A little-known nuclear special-operations group from the Defence Threat Reduction Agency, called the Direct Support Team, has already sent home one third of its original complement, and plans to cut the remaining team by half.


Pro-war, anti-war and wavering Labour MPs all warned yesterday that it is crucial for the Government that weapons of mass destruction are found in Iraq to convince a sceptical public that military action against Saddam Hussein was justified.

Brian Donohoe, Labour MP for Cunninghame South, abstained on a rebel amendment over Iraq, but backed the Government's main motion: "I would have thought by now they would have been establishing some evidence to point them in the direction of weapons of mass destruction. That is very important, not only to parliamentarians but to constituents."

Colin Challen, Labour MP for Morley and Rothwell, abstained in the vote on Iraq: "This will return to haunt us. It's the boy who cried wolf. The evidence has been so scant as to be almost non-existent."

Frank Roy, Labour MP for Motherwell and Wishaw, voted for the Government over Iraq and called on ministers to step up efforts to find Saddam's arsenal: "I have no doubt that weapons will be found, but there are people out here who are quite sceptical. WMD is a real issue out there on the streets among people I talk to."
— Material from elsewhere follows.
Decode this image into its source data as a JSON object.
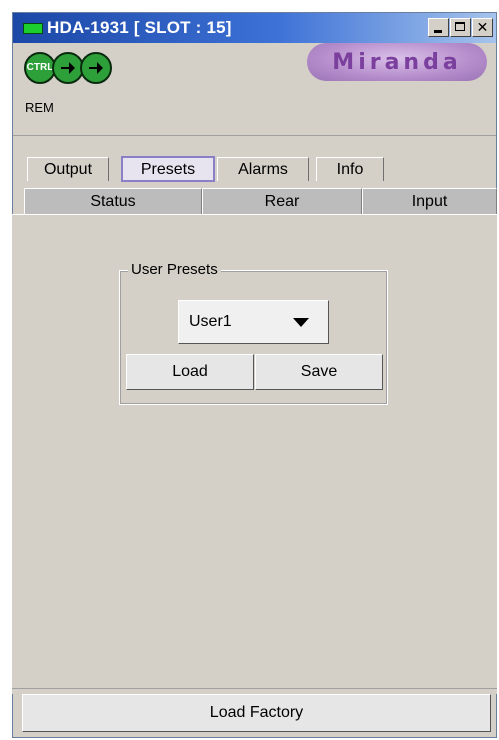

David Hinchliffe, Labour chairman of the Commons Health Select committee, opposed the war in Iraq: "For those who supported the Government, the issue of WMD was of fundamental importance. Inevitably, the longer it goes on the more people are concerned."

David Chaytor, Labour MP for Bury North, voted against the Government: "It's of critical importance to find something, but the issue is what exactly we do find. Whatever is found is highly unlikely to be any kind of threat. The Government is preparing to manipulate our expectations down just as they manipulated expectations upward before the war."